If you google Kentucky Butter Cake, you get the same recipe from a bunch of different sites, because it’s all based on the original by Nell Lewis of Platte City, Missouri who entered it in the 1963 Pillsbury bake-off. It lost to the Hungry Boys' Casserole, so obviously, you kinda want to try that one too.
Imagine a super rich and buttery vanilla cake… now pour butter on it, then poke holes and pour butter into those holes too, then picture yourself in a Flashdance-based montage and just pour butter all over yourself too while the hook to “Feels Good” by Tony! Toni! Toné! plays in the background.
Snap out of the fantasy and weigh out some ingredients, because you weigh ingredients when baking because you bake now (look at you!).
This recipe is not hard or else you would not be making it, so let the 90s RnB shuffle while you revel in the newfound baking confidence that leads you to say things like “this recipe is not hard.”
This cake is so not hard that one recipe just says “combine all the cake ingredients and beat for 3 minutes” but you have developed “techniques” and “preferences” and “skills” and can’t possibly believe that dump and combine would be enough (it probably would).

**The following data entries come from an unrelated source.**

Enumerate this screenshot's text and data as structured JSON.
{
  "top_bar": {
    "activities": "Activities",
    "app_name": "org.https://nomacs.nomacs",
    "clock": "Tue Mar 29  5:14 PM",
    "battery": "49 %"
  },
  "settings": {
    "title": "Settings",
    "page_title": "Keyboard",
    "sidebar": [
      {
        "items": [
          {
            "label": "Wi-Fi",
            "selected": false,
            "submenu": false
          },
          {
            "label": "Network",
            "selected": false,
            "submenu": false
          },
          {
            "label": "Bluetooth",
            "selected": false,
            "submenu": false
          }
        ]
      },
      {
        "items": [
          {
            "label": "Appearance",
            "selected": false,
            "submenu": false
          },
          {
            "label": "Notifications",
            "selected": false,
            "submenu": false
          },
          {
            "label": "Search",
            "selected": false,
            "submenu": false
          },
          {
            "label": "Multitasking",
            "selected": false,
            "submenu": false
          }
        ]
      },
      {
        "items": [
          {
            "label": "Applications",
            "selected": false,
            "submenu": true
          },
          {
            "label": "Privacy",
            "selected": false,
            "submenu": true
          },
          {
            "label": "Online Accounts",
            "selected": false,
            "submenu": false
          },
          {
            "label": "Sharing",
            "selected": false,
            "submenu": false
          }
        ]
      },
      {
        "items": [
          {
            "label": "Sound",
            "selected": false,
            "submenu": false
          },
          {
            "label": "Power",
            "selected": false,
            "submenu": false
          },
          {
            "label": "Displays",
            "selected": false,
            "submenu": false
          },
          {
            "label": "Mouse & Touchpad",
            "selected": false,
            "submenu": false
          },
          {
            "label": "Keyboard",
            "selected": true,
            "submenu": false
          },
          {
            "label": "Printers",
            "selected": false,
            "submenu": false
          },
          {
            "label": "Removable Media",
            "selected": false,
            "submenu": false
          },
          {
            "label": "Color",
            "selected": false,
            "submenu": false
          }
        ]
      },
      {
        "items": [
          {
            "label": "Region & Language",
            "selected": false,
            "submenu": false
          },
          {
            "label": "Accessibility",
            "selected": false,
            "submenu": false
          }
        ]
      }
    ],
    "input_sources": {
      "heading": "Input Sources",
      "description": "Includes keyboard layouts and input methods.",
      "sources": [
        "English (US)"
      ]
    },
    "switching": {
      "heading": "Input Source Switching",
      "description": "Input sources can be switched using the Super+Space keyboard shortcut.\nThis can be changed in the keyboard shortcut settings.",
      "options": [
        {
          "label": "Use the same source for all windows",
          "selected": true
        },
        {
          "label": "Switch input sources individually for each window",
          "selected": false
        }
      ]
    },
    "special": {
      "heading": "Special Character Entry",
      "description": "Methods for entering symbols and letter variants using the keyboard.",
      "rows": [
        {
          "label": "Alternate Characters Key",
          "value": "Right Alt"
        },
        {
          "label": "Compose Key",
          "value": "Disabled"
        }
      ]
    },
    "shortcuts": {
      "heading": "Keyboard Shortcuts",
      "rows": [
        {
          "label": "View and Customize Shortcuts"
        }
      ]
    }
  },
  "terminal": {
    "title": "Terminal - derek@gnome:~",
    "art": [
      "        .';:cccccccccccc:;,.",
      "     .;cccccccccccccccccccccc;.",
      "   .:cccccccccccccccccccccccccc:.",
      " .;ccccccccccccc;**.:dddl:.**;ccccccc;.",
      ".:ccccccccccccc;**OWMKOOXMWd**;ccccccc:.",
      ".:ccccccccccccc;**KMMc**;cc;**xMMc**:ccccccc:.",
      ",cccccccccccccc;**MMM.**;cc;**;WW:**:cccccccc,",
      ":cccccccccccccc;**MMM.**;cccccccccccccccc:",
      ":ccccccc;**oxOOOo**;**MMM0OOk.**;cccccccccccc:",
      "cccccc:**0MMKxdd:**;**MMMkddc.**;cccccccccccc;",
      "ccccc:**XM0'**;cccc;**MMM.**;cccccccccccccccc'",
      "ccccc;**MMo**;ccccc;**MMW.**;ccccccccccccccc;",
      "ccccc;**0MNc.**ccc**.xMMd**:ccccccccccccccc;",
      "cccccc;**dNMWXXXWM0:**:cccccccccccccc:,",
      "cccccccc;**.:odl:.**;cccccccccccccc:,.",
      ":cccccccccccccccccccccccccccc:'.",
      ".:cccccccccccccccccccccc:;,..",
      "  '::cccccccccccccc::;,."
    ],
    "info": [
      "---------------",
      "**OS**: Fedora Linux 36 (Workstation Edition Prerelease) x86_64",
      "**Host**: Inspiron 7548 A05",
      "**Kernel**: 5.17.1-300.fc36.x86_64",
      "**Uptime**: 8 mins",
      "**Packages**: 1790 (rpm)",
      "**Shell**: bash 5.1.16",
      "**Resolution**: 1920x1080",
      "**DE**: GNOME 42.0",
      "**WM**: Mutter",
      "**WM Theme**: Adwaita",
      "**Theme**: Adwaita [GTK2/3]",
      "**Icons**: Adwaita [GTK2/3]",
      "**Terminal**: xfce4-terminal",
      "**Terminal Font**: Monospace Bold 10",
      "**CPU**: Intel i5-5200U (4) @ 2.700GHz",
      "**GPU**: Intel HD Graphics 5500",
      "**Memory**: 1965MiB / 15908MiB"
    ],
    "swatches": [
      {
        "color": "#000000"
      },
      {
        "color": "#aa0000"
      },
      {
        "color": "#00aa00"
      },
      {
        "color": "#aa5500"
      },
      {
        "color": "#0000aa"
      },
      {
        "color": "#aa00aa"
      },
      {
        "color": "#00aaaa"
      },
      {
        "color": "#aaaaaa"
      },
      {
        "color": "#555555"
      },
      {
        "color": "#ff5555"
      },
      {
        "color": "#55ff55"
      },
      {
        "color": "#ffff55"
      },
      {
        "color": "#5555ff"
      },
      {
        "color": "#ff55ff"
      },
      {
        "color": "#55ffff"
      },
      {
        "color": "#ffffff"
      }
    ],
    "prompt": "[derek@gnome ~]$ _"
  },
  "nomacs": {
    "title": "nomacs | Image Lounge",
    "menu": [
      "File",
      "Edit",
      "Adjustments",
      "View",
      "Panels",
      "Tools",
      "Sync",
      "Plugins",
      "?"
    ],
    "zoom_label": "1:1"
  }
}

Cream 2 sticks of butter (1c/225g) with sugar (400g). Add 4 eggs, one at a time, until JUST combined.
In a separate bowl, mix flour (385g), with baking powder (1tsp), baking soda (1/2tsp), and salt (1tsp).

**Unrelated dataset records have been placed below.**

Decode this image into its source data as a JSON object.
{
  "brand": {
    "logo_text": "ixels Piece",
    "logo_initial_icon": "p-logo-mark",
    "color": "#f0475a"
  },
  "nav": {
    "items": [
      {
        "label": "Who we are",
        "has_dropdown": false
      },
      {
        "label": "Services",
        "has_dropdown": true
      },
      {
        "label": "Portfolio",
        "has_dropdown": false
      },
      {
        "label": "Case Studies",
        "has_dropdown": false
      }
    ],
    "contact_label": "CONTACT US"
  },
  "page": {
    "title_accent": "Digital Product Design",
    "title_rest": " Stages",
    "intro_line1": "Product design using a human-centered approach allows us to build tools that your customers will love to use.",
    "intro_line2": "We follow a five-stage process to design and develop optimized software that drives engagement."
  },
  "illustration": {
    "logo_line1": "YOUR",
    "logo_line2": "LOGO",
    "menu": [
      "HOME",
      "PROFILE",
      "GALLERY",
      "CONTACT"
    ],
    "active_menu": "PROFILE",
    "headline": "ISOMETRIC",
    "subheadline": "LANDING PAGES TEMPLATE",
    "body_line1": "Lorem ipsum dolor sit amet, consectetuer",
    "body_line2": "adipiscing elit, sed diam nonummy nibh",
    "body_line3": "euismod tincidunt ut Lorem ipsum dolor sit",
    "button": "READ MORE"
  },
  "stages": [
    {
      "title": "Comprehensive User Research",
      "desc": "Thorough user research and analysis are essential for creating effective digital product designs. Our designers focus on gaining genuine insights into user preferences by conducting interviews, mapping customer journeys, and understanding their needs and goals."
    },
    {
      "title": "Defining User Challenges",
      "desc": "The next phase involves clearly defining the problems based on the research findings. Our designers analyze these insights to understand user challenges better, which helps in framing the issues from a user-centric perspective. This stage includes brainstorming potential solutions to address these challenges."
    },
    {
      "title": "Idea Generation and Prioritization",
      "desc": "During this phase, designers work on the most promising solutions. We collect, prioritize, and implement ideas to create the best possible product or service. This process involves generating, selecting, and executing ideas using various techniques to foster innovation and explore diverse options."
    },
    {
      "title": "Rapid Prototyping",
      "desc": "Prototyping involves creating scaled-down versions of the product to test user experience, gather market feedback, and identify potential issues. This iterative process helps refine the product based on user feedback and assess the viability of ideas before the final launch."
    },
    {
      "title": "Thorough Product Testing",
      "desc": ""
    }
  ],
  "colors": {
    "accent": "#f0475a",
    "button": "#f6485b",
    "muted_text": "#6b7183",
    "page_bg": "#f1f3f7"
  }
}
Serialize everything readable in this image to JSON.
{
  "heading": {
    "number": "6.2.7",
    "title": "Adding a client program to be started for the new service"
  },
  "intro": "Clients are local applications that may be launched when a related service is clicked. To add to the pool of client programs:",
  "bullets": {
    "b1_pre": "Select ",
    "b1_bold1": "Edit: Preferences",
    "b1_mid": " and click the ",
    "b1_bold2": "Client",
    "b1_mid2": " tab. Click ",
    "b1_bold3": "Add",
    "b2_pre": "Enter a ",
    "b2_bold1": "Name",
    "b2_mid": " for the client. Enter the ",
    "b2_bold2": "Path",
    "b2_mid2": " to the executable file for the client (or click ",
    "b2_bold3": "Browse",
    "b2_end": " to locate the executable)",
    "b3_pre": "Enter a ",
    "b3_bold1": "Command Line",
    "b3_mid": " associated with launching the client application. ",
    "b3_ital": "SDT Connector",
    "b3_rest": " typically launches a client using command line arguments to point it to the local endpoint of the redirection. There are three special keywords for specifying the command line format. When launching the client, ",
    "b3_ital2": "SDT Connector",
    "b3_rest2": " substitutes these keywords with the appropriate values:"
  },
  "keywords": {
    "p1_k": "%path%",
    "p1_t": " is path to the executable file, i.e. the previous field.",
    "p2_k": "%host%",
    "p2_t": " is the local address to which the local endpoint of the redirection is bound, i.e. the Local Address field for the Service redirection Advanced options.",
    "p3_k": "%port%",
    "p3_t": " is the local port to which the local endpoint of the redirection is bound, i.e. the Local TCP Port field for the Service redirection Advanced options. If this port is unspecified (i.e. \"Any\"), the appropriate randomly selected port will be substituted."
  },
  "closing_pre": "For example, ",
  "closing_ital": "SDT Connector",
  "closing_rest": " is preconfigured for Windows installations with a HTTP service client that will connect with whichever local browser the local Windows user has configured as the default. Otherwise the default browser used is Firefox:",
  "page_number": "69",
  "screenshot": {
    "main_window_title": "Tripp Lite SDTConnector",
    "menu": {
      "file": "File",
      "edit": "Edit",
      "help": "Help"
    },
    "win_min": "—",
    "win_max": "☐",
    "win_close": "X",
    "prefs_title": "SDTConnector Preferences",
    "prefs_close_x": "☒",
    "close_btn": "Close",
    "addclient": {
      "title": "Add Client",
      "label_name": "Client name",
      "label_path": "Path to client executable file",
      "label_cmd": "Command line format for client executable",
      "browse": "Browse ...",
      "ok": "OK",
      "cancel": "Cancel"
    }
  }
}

In a wet measure, mix 1 cup of buttermilk with some vanilla extract (2tsp).
Mix 1/3 of the flour mix into the creamed butter, then half of the vanilla buttermilk, then another 1/3 of flour, the other half of buttermilk, then the last third of flour. Make sure to mix until just combined (don’t overmix) and stop between stages to scrape the sides and bottom.
Boom, that’s the cake. Pour the batter into the prepped Bundt pan and bake at 325 for 60-70 minutes until the cake tester comes out clean. You know the drill because you’re a f*ing baker now. (Whaaaaaaat!?)

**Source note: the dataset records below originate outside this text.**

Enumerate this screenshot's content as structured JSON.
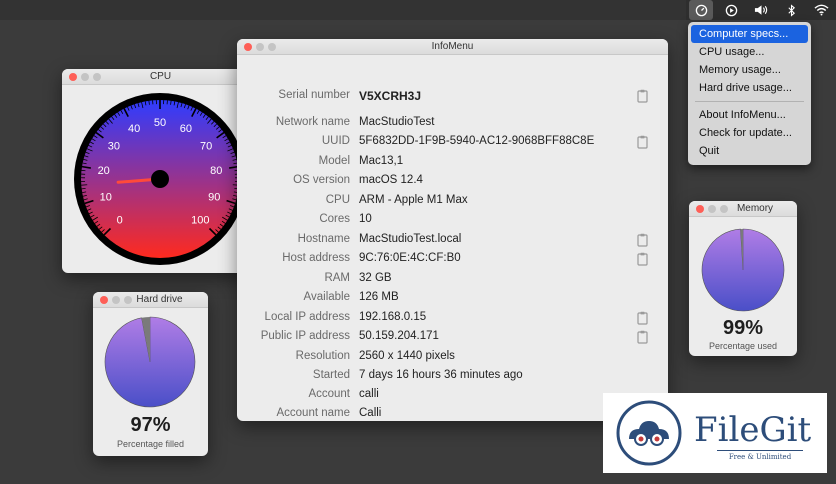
{
  "menubar": {
    "icons": [
      "gauge-icon",
      "play-circle-icon",
      "volume-icon",
      "bluetooth-icon",
      "wifi-icon"
    ]
  },
  "dropdown": {
    "group1": [
      "Computer specs...",
      "CPU usage...",
      "Memory usage...",
      "Hard drive usage..."
    ],
    "group2": [
      "About InfoMenu...",
      "Check for update...",
      "Quit"
    ]
  },
  "info": {
    "title": "InfoMenu",
    "rows": [
      {
        "label": "Serial number",
        "value": "V5XCRH3J"
      },
      {
        "label": "Network name",
        "value": "MacStudioTest"
      },
      {
        "label": "UUID",
        "value": "5F6832DD-1F9B-5940-AC12-9068BFF88C8E"
      },
      {
        "label": "Model",
        "value": "Mac13,1"
      },
      {
        "label": "OS version",
        "value": "macOS 12.4"
      },
      {
        "label": "CPU",
        "value": "ARM - Apple M1 Max"
      },
      {
        "label": "Cores",
        "value": "10"
      },
      {
        "label": "Hostname",
        "value": "MacStudioTest.local"
      },
      {
        "label": "Host address",
        "value": "9C:76:0E:4C:CF:B0"
      },
      {
        "label": "RAM",
        "value": "32 GB"
      },
      {
        "label": "Available",
        "value": "126 MB"
      },
      {
        "label": "Local IP address",
        "value": "192.168.0.15"
      },
      {
        "label": "Public IP address",
        "value": "50.159.204.171"
      },
      {
        "label": "Resolution",
        "value": "2560 x 1440 pixels"
      },
      {
        "label": "Started",
        "value": "7 days 16 hours 36 minutes ago"
      },
      {
        "label": "Account",
        "value": "calli"
      },
      {
        "label": "Account name",
        "value": "Calli"
      }
    ]
  },
  "cpu": {
    "title": "CPU",
    "ticks": [
      "0",
      "10",
      "20",
      "30",
      "40",
      "50",
      "60",
      "70",
      "80",
      "90",
      "100"
    ],
    "needle_value": 15
  },
  "harddrive": {
    "title": "Hard drive",
    "percent_text": "97%",
    "caption": "Percentage filled",
    "fraction": 0.97
  },
  "memory": {
    "title": "Memory",
    "percent_text": "99%",
    "caption": "Percentage used",
    "fraction": 0.99
  },
  "logo": {
    "name": "FileGit",
    "tagline": "Free & Unlimited"
  },
  "colors": {
    "highlight": "#1b63e0",
    "gauge_top": "#2f3cff",
    "gauge_bottom": "#ff2a1e",
    "pie_fill": "#8a6bd8"
  }
}
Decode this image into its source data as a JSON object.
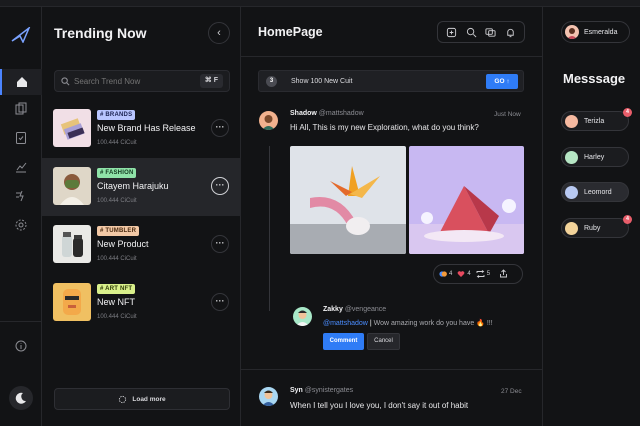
{
  "trending": {
    "title": "Trending Now",
    "search_placeholder": "Search Trend Now",
    "shortcut": "⌘ F",
    "load_more": "Load more",
    "items": [
      {
        "tag": "# BRANDS",
        "name": "New Brand Has Release",
        "count": "100.444 CiCuit",
        "tag_bg": "#b9c6ff",
        "tag_fg": "#1a2250"
      },
      {
        "tag": "# FASHION",
        "name": "Citayem Harajuku",
        "count": "100.444 CiCuit",
        "tag_bg": "#8fe3a8",
        "tag_fg": "#123a1f"
      },
      {
        "tag": "# TUMBLER",
        "name": "New Product",
        "count": "100.444 CiCuit",
        "tag_bg": "#f3c9a6",
        "tag_fg": "#4a2a10"
      },
      {
        "tag": "# ART NFT",
        "name": "New NFT",
        "count": "100.444 CiCuit",
        "tag_bg": "#d9f08b",
        "tag_fg": "#2e3a08"
      }
    ]
  },
  "home": {
    "title": "HomePage",
    "new_count": "3",
    "new_label": "Show 100 New Cuit",
    "go_label": "GO ↑",
    "post": {
      "author": "Shadow",
      "handle": "@mattshadow",
      "time": "Just Now",
      "text": "Hi All, This is my new Exploration, what do you think?",
      "reacts": [
        {
          "icon": "emoji",
          "count": "4"
        },
        {
          "icon": "heart",
          "count": "4"
        },
        {
          "icon": "repost",
          "count": "5"
        }
      ]
    },
    "reply": {
      "author": "Zakky",
      "handle": "@vengeance",
      "mention": "@mattshadow",
      "text": "Wow amazing work do you have 🔥 !!!",
      "comment_label": "Comment",
      "cancel_label": "Cancel"
    },
    "post2": {
      "author": "Syn",
      "handle": "@synistergates",
      "time": "27 Dec",
      "text": "When I tell you I love you, I don't say it out of habit"
    }
  },
  "user": {
    "name": "Esmeralda"
  },
  "messages": {
    "title": "Messsage",
    "contacts": [
      {
        "name": "Terizla",
        "badge": "4"
      },
      {
        "name": "Harley",
        "badge": ""
      },
      {
        "name": "Leomord",
        "badge": ""
      },
      {
        "name": "Ruby",
        "badge": "4"
      }
    ]
  },
  "colors": {
    "accent": "#2f7cf6",
    "badge": "#e85d6a",
    "mention": "#4b8dff"
  }
}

Here’s where this cake becomes vaguely pornographically good. When the cake is ALMOST done, combine more butter (5-6 Tablespoons or 75g) with more sugar (3/4 cups or 150g) with more vanilla (2 teaspoons) and heat until the butter is just melted. The sugar will not dissolve and that’s ok.
Now, when the cake is done and still hot, take a chopstick and poke holes through the cake. Be an agent of chaos, randomly poking everywhere, or take a lot of pleasure in carefully spacing and planning each individual poke. Once you’ve poked all your pokes, pour warm butter all over the poked cake surface and just let it sit for several hours until all the way cool.
If you want, reserve a little butter sauce and paint it on the outside of the cake after you turn it out. If you really want, do what Nell used to do and mix ½ cup of light rum in the butter sauce before you pour it over the poked cake.
Once you take your first bite, roll the RnB montage cuz “I feel it all in my bones. I feel it all in my feet. I feel it all in my heart. I feel it all in my soul. And you know: It feels good.”